September 1, 2008

Beyond Belief: Bill Maher Searches for God in 'Religulous'

On location at The Holy Land Experience in Orlando, Florida during production for <em>Religulous</em>

Religulous, the forthcoming documentary directed by Larry Charles (Borat; Curb Your Enthusiasm) and produced by and starring humorist/pundit Bill Maher, follows Maher around the world as he talks to believers about God and religion. Documentary spoke with Charles prior to the film's Toronto premiere.

 

Religulous is your first documentary. What inspired you to take the leap into the documentary genre?

Larry Charles: I've always been into documentaries, and I've seen a lot that got me much more excited than much of the corporate Hollywood product. Jean-Luc Godard once said that he doesn't make political films; he makes films politically. That's an interesting thought: What means are you using to make a movie? Where's the money coming from? How subversive can you really make a product if it's being paid for by a multinational corporation, ultimately? So I wanted to see if I could make a low-budget movie outside the system, in an alternative way.

Bill had an idea about wanting to do something about religion, and my thesis was: Can you take a nonfiction, volatile, controversial, serious subject-maybe the most important subject of civilization, in a sense-and make an entertaining Saturday night date movie about it?

 

You were at BRITDOC this year, where the running theme was the fact that documentaries are stigmatized as too serious. How is humor more effective in exploring a deeper truth about a subject?

In some ways, it really boils down to who's going to go see it. What I've admired about Michael Moore, Errol Morris and Morgan Spurlock is that they have transcended those boundaries that come with the label of documentary. They're making nonfiction essays, really. With their humorous personalities, they're reaching an audience that is usually not reached with the more serious, somber documentaries-which, while essential, often don't reach any kind of an audience at all, and because of that, they are, at best, preaching to the converted. So I'm interested in reaching as large an audience as possible with something important and impactful.

 

You found an intriguing cast of characters in Religulous-mostly unknown, and mostly eccentric. Talk about the research process.

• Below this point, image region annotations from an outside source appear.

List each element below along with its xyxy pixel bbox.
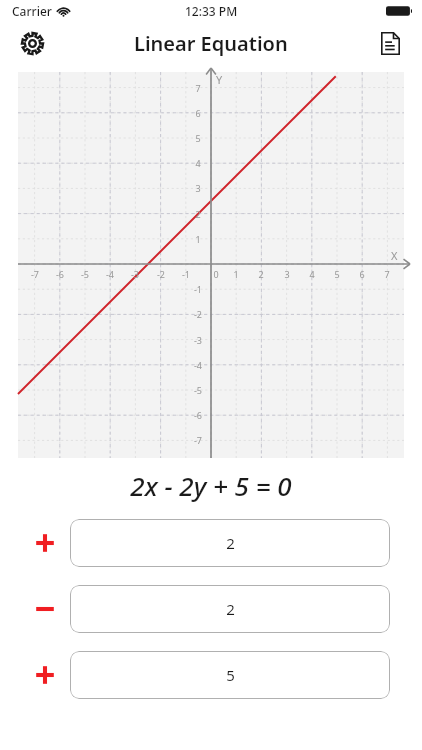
staticText: 6 <box>189 107 207 119</box>
button[interactable]: 2 <box>70 585 390 633</box>
button[interactable]: Settings <box>12 23 52 63</box>
staticText: 3 <box>189 182 207 194</box>
staticText: -5 <box>76 268 94 280</box>
staticText: -7 <box>26 268 44 280</box>
staticText: 1 <box>189 233 207 245</box>
staticText: Carrier <box>12 3 52 19</box>
button[interactable]: Minus <box>30 594 60 624</box>
button[interactable]: 5 <box>70 651 390 699</box>
staticText: 7 <box>189 82 207 94</box>
staticText: 5 <box>328 268 346 280</box>
staticText: Linear Equation <box>134 30 288 57</box>
staticText: -6 <box>189 409 207 421</box>
staticText: -4 <box>189 359 207 371</box>
staticText: -4 <box>101 268 119 280</box>
staticText: -1 <box>177 268 195 280</box>
staticText: 6 <box>353 268 371 280</box>
button[interactable]: 2 <box>70 519 390 567</box>
staticText: -7 <box>189 434 207 446</box>
staticText: 5 <box>226 665 235 685</box>
staticText: -3 <box>189 334 207 346</box>
staticText: 2 <box>189 208 207 220</box>
staticText: -5 <box>189 384 207 396</box>
staticText: -6 <box>51 268 69 280</box>
staticText: X <box>391 248 398 263</box>
staticText: 0 <box>213 268 219 280</box>
staticText: 1 <box>227 268 245 280</box>
staticText: 2 <box>226 599 235 619</box>
button[interactable]: Plus <box>30 528 60 558</box>
staticText: 3 <box>278 268 296 280</box>
staticText: 2x - 2y + 5 = 0 <box>0 468 422 503</box>
staticText: Y <box>216 72 223 87</box>
staticText: 4 <box>189 157 207 169</box>
staticText: -3 <box>126 268 144 280</box>
staticText: -2 <box>189 308 207 320</box>
staticText: 4 <box>303 268 321 280</box>
staticText: 2 <box>226 533 235 553</box>
staticText: 5 <box>189 132 207 144</box>
staticText: -1 <box>189 283 207 295</box>
staticText: 2 <box>252 268 270 280</box>
staticText: 7 <box>378 268 396 280</box>
staticText: -2 <box>152 268 170 280</box>
button[interactable]: Notes <box>370 23 410 63</box>
staticText: 12:33 PM <box>185 3 238 19</box>
button[interactable]: Plus <box>30 660 60 690</box>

The research process was extremely extensive. What happens with a subject like religion is that you can't get to the top-of-the-line leaders, so we tried to get as close to the powers-that-be as we could. We cast a very wide net with people who were interesting. These people are out there-they have websites; they have advertising. We had a research staff, many of whom had worked on Borat, who are very resourceful people and know how to follow a lead.

 

How did you convince your subjects to be on camera?

With certain people who are willing to talk-and this is something I learned from Borat-no matter how absurd their beliefs are and no matter how they're perceived by others, they themselves perceive themselves as having something important to say and [as being] compelling speakers. They have enough ego and hubris to want to appear on camera, regardless.

 

Have they seen the film? Have you had screenings for them?

They're so spaced out [geographically] that it would be hard to do that, so no. The irony is, they'll probably be unhappy, but if the movie is successful they'll brag that they're in the movie. There are three phases in the aftermath to a movie like this: There's the complaining about it, then there's the embracing of it to get the publicity, then there are the lawsuits.

 

Religulous is Bill Maher's personal journey and inquiry into faith and spirituality-

-Which he felt was important because there are certain assumptions about him. We thought it would be very useful and fun and illuminating to see that he's a person, he has a background and a family, and he didn't just wake up one day and decide this is what he thought. It's an evolving process. That seemed like a crucial aspect of the story, so that we could listen to what he has to say and not assume immediately that he's got a point of view that we don't agree with or we do agree with or whatever. We wanted that aspect of it to have some grounding and also be unpredictable because of that.

 

How did this journey impact your faith and spirituality?

I kept learning things along the way; I tried to keep my mind open. I'm very open to many questions that revolve around spirituality and religion and theology. But as I became more convinced of what I don't know about the universe and the world and the future and the past and our destiny and our fate, I also became convinced that the belief system to which we cling to help us through that is utterly false. So I expanded my spirituality, and diminished a certain aspect of it as well.

 

Religulous opens October 3 through Lionsgate.

Thomas White is editor of Documentary.